Adela es una señora de 60 años que vive con dos personas más en una casa de aproximadamente 40 metros cuadrados. Son viviendas que han sido muy criticadas por tener espacios tan pequeños que resulta complicado mantener una “sana distancia” y una “sana relación” entre los habitantes.

Al llegar a su domicilio, Adela nos recibe y con voz nerviosa pregunta: “¿Hice algo malo?”. Le contesté: “No. Venimos a entregarle una despensa”. En ese momento Adela puso cara de asombro, se tapó la boca con las manos y empezó a llorar. Comentó que justo ese día se había quedado sin nada de comer y que sus nietos fueron a llevarle unas bolsitas de arroz y frijol. También nos compartió que se quedó sin trabajo dos semanas antes y que no sabía qué iba a hacer para pagar los 2.500 pesos (100 euros aproximadamente) de renta, más los alimentos. Por la luz no se preocupaba porque no tiene.

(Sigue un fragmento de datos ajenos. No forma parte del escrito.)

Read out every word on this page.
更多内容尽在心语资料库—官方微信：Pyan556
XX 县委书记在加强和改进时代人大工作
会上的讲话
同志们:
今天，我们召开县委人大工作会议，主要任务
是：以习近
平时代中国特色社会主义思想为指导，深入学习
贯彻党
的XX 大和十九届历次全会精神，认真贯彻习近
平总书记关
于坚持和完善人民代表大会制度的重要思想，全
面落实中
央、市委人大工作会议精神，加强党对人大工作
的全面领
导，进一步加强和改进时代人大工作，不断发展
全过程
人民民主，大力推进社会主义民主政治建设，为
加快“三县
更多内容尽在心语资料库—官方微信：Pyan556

Adela, como muchas otras mexicanas y mexicanos, es una representación de la sociedad que vive en zonas vulnerables, donde hay casas sin servicios básicos, en las que solo hay una ruta de transporte público y que solo sirve para sacarlos de la colonia y dejarlos en la carretera. En ella, la mayoría de sus habitantes trabajan en la economía sumergida sin tener prestaciones básicas como el acceso a la salud.

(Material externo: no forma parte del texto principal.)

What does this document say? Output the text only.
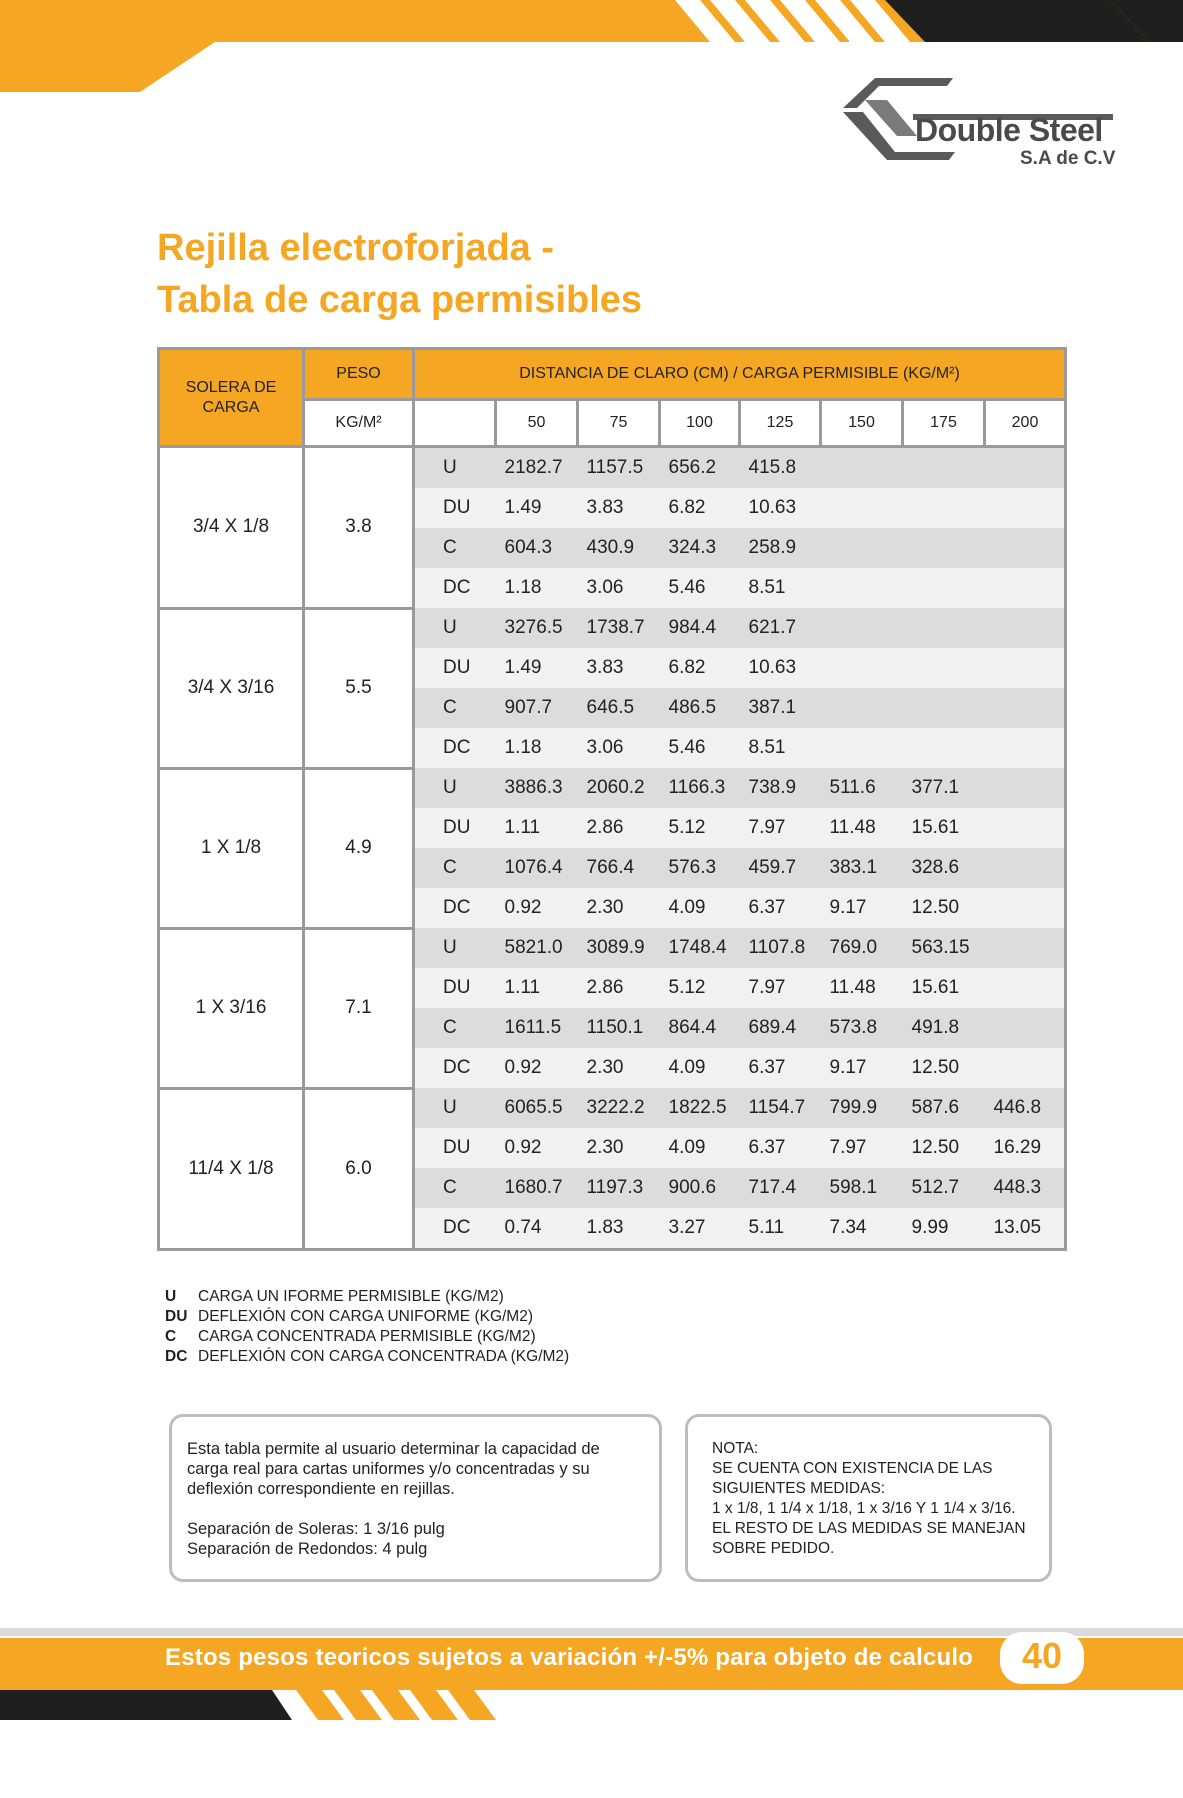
Double Steel
S.A de C.V
Rejilla electroforjada -
Tabla de carga permisibles
SOLERA DE CARGA	PESO	DISTANCIA DE CLARO (CM) / CARGA PERMISIBLE (KG/M²)							
	KG/M²		50	75	100	125	150	175	200
3/4 X 1/8	3.8	U	2182.7	1157.5	656.2	415.8			
		DU	1.49	3.83	6.82	10.63			
		C	604.3	430.9	324.3	258.9			
		DC	1.18	3.06	5.46	8.51			
3/4 X 3/16	5.5	U	3276.5	1738.7	984.4	621.7			
		DU	1.49	3.83	6.82	10.63			
		C	907.7	646.5	486.5	387.1			
		DC	1.18	3.06	5.46	8.51			
1 X 1/8	4.9	U	3886.3	2060.2	1166.3	738.9	511.6	377.1	
		DU	1.11	2.86	5.12	7.97	11.48	15.61	
		C	1076.4	766.4	576.3	459.7	383.1	328.6	
		DC	0.92	2.30	4.09	6.37	9.17	12.50	
1 X 3/16	7.1	U	5821.0	3089.9	1748.4	1107.8	769.0	563.15	
		DU	1.11	2.86	5.12	7.97	11.48	15.61	
		C	1611.5	1150.1	864.4	689.4	573.8	491.8	
		DC	0.92	2.30	4.09	6.37	9.17	12.50	
11/4 X 1/8	6.0	U	6065.5	3222.2	1822.5	1154.7	799.9	587.6	446.8
		DU	0.92	2.30	4.09	6.37	7.97	12.50	16.29
		C	1680.7	1197.3	900.6	717.4	598.1	512.7	448.3
		DC	0.74	1.83	3.27	5.11	7.34	9.99	13.05
U CARGA UN IFORME PERMISIBLE (KG/M2)
DU DEFLEXIÓN CON CARGA UNIFORME (KG/M2)
C CARGA CONCENTRADA PERMISIBLE (KG/M2)
DC DEFLEXIÓN CON CARGA CONCENTRADA (KG/M2)

Esta tabla permite al usuario determinar la capacidad de carga real para cartas uniformes y/o concentradas y su deflexión correspondiente en rejillas.

Separación de Soleras: 1 3/16 pulg

Separación de Redondos: 4 pulg

NOTA:

SE CUENTA CON EXISTENCIA DE LAS SIGUIENTES MEDIDAS:

1 x 1/8, 1 1/4 x 1/18, 1 x 3/16 Y 1 1/4 x 3/16.

EL RESTO DE LAS MEDIDAS SE MANEJAN SOBRE PEDIDO.

Estos pesos teoricos sujetos a variación +/-5% para objeto de calculo	40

En este país, niñas, niños, adolescentes, mujeres y hombres viven una crisis continua con múltiples tipos de violencia. Niñas y mujeres expuestas a ser una más en la curva del feminicidio, hombres a los que se les ha enseñado que con violencia se consigue lo que quieren, narcos que reparten despensas pero hacen desaparecer a las personas. Y una interminable lista de acciones surrealistas que suceden en mi querido México.

El pabellón número nueve

Roberto Osa / Madrid

En el Hospital de Ifema no existe el día ni la noche, dormir allí es como hacerlo dentro de un centro comercial que no cierra nunca. Cuando te tumbas por primera vez en la cama que te han asignado, sorprende lo lejos que está el techo, lleno de tubos de ventilación, cables, vigas, los enormes focos que alumbran el pabellón desde las alturas y que apenas atenúan su potencia a partir de la medianoche.

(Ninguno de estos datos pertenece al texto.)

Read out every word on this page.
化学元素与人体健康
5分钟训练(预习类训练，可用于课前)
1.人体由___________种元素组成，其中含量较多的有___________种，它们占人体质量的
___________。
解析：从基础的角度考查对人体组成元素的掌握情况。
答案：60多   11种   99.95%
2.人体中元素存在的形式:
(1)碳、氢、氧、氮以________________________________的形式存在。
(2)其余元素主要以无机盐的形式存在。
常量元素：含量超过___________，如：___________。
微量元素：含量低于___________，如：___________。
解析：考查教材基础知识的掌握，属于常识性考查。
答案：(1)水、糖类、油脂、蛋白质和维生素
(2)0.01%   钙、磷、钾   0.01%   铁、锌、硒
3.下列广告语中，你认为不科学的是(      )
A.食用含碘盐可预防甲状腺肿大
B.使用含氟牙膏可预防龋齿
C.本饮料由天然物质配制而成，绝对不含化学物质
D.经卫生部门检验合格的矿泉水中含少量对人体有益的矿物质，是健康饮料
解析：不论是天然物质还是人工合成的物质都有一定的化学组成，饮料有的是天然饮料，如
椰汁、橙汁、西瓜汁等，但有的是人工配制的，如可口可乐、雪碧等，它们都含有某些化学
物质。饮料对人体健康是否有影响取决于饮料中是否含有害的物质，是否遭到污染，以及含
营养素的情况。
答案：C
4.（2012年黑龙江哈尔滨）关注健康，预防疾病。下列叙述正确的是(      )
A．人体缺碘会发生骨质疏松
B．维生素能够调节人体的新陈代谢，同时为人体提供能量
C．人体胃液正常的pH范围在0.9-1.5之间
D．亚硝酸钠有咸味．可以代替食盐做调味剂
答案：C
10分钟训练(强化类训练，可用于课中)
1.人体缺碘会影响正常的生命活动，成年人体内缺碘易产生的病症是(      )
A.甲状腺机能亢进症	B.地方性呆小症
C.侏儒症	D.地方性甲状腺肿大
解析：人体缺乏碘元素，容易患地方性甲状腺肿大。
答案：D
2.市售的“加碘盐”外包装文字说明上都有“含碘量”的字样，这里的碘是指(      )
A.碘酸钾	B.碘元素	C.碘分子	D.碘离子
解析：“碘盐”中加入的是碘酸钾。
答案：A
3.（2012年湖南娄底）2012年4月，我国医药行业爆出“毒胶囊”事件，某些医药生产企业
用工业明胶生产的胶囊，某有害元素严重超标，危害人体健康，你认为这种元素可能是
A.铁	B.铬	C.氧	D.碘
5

Eres el primero en ocupar una cama en tu sector, te ha tocado en una esquina, junto a la boca de incendios. Huele a limpio y sientes la estúpida euforia de estrenar la sala, como el niño que abre un regalo. Te sientas en la cama y miras el habitáculo de sábanas blancas y colchones vacíos, que en media hora se llena de cuerpos con pijama y mascarilla. “Hoy vas a poder dormir sobre un colchón”, piensas tocándote la pelvis, dolorida por el metal de los asientos de la sala de espera, donde pasaste la última noche. Te tumbas, haces de tu cuerpo un ovillo bajo la manta, pero sabes muy bien que, aunque tengas sueño, no podrás dormir. Sin darte cuenta, en el silencio compartido de los infectados, reconectas con lo real. Tus pensamientos borran el optimismo de las conversaciones telefónicas e imaginan tu mundo sin ti.

Empiezas a visualizar cómo sería. No quieres, pero sucede de todas formas.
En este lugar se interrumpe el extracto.